Finalement, en quoi « Le mépris» est-il foncièrement mémorable ?
Les (très belles) fesses de Brigitte ? Le (sans doute très bon) roman de Moravia ? Une villa (proprement hallucinante) à Capri ? Une musique lancinante reprise en boucle inexorablement ? Un peu de tout ça ?
D'où la question, forcément brûlante : qu'est-ce que notre Jean-Luc transnational a-t-il amené à ce moment fort (qu'on le veuille ou non) de la cinématographie mondiale ?
Parce qu'autant vous dire : Godard, jusque là, faisait partie chez moi d'un des derniers bastions inviolés de ma cinéphilie, refroidi que j'avais été par un Pierrot le fou qui avait abordé un peu trop tôt ma sensibilité et alors heurté ma (encore trop) jeune conscience artistique (bon, en gros je devais avoir une dizaine d'années ...). Sans parler des deux ou trois tentatives avortées une petite décennie plus tard, alors que Godard gordadisait à tout va pendant que de mon côté je m'en tenais à une conception assez consensuelle et traditionnelle du septième art.
Le mépris, donc. Jean-Luc.
Loin d'être désagréable, la vision de ce film, près de 50 ans après sa sortie, m'inspire des sentiments assez paradoxaux. L'impression que son legs à la postérité pourrait bien tenir du malentendu.
Car ma question inaugurale demeure à mon sens ouverte : la plastique de BB, la beauté et le glamour de Capri, le roman d'origine ou la musique insistante sont autant d'éléments forts qui échappent à la création originale du Suisse. Certes, on pourra lui reconnaitre le talent d'avoir su réunir tous ces éléments, mais vous conviendrez que cela constituerait un bien mince héritage pour une des figures les plus emblématiques de cet art.
N'étant ni un critique professionnel ni un étudiant en cinéma, une foultitude de détails ont forcément échappé à mon esprit insuffisamment sagace. Je juge en bourrin et je laisse donc le conceptuel aux raffinés éclairés.

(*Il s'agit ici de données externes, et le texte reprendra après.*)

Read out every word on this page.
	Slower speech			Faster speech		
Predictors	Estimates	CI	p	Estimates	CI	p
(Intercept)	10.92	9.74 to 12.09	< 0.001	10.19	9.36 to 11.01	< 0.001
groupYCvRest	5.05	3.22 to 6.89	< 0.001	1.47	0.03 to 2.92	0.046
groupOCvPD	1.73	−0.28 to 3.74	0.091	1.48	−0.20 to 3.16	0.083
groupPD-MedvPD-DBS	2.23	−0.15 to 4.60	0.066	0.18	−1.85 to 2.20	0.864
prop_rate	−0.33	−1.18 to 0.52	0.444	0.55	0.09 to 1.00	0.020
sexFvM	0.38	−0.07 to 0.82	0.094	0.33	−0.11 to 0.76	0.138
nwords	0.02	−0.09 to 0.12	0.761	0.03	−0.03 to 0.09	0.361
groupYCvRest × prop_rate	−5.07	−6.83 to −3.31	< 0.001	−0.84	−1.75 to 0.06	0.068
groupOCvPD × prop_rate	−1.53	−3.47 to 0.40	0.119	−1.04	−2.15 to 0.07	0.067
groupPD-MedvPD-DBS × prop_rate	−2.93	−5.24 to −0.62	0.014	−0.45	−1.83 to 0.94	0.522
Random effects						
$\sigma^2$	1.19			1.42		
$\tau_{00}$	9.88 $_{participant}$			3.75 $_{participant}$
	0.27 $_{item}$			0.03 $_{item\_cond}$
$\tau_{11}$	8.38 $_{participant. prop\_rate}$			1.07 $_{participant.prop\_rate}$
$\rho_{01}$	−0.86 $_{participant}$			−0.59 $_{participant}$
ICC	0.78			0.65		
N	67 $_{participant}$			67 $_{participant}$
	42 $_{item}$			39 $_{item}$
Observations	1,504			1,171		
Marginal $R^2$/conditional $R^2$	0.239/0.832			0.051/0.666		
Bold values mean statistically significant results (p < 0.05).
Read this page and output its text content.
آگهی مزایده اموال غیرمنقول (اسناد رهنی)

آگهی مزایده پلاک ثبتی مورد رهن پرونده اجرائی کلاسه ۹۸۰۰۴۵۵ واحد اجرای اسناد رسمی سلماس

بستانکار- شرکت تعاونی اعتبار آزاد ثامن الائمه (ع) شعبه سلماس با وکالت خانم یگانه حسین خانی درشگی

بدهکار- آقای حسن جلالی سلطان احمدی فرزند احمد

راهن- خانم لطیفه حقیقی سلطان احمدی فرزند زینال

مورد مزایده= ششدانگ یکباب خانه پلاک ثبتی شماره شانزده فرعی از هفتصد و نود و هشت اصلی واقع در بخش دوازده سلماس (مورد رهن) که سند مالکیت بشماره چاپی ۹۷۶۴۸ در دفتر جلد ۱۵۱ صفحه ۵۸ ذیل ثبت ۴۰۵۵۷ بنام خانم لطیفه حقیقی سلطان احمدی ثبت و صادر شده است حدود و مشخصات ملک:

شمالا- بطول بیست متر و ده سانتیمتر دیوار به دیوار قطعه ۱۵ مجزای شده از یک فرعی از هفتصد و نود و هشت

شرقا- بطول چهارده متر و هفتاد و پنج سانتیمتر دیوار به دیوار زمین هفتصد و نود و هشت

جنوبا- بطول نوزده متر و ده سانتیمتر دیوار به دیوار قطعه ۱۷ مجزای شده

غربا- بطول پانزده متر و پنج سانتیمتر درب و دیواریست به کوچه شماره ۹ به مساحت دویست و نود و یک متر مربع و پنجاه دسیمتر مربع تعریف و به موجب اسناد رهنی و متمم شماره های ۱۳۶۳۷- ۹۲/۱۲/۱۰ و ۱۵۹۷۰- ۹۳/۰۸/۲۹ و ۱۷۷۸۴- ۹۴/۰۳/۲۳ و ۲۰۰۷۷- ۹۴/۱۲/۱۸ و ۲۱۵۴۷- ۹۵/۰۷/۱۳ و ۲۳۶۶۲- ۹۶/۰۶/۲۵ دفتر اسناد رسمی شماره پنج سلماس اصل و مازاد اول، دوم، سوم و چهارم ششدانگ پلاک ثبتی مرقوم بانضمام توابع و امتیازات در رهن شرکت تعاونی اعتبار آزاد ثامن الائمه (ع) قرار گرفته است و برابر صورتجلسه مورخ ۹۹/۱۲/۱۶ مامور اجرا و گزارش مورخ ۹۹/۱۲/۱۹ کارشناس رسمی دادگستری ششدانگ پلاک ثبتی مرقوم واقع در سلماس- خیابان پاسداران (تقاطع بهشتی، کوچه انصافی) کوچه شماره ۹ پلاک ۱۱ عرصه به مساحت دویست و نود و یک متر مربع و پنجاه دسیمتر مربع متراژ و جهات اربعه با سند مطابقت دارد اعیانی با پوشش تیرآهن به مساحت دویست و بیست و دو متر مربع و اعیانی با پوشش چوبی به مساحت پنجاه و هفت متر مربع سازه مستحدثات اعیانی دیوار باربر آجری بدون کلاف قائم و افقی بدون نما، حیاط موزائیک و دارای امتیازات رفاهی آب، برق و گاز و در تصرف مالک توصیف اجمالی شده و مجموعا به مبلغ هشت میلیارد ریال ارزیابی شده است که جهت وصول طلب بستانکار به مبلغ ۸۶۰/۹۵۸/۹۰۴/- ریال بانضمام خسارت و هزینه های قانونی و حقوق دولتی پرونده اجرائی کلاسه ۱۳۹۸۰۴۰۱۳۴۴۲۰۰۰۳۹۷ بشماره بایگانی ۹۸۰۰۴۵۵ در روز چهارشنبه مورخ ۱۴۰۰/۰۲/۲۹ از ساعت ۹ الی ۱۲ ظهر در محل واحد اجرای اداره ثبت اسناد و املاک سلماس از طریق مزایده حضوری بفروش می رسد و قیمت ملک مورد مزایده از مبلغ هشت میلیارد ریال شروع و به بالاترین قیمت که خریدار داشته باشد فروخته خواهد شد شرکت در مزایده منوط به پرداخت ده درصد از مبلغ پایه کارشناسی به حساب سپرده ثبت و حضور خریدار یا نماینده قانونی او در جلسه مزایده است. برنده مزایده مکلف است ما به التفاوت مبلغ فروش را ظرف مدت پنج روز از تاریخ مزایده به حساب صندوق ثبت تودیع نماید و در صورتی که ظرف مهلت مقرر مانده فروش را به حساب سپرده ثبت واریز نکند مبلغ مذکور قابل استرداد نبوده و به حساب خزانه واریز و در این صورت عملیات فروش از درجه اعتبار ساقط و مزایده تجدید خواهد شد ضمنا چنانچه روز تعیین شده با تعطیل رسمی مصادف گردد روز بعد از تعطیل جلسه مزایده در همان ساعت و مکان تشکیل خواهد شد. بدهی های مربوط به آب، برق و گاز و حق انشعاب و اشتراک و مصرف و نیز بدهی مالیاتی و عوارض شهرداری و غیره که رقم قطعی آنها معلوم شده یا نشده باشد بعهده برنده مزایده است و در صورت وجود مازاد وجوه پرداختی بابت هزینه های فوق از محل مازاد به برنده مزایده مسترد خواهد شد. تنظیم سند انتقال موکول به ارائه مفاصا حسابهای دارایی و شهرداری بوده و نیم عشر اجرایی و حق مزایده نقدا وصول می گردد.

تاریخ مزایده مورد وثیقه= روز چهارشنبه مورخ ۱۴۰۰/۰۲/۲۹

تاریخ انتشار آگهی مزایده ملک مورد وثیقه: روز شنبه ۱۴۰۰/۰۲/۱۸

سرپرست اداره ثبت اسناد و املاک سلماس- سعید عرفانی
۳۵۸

Il y a dans ce film un humour en trompe l'œil que j'ai trouvé assez plaisant. Jean-Luc commence à faire du Godard sans le côté pédant ou poseur qui pourra tant effrayer par la suite. Ces prémices stylistiques, pas encore élevés au rang de gimmicks incontournables, soufflent sur l'œuvre comme un vent de deuxième degré savoureux et rafraîchissant. A l'image de ce générique parlé, de l'emploi même de cette musique (j'ai déjà expliqué qu'elle était TRES répétitive ?) qui ne cesse de nous rappeler qu'on regarde bien un bout de cinéma, au cas où nous serions emporté par le récit, et de ces quelques moments furtifs d'amusement purs : par exemple Piccoli frappant du revers de la main une statue féminine au niveau des seins et du pubis et marmonnant « ça ne fait pas le même bruit partout... »
Retenons aussi la performance de Godard dans la direction d'acteur, dans la mesure où il parvient à préserver BB de l'insupportable, lui offrant même une ou deux répliques savoureuses, ce qui reste, reconnaissons-le, une véritable performance, artistique et humaine.
Malentendu, disais-je ? Ne reposerait-il pas dans le fait que ce qui reste aujourd'hui, ce qui rend le film si iconographique, ce sont les éléments les moins Godardiens du film, quand bien même ce dernier les aurait choisi ?
Les Dieux antiques sont esthétiques, Fritz Lang poétise comme un boomerang, Jack Palance balance avec nonchalance, les producteurs sont des froids emmerdeurs, mais finalement, ce qu'on retiendra avec le plus de clarté se concentre ente le dos et les cuisses d'une ravissante ingénue qui place désormais plus d'espoirs dans l'œil de son doberman que dans le reste de l'humanité.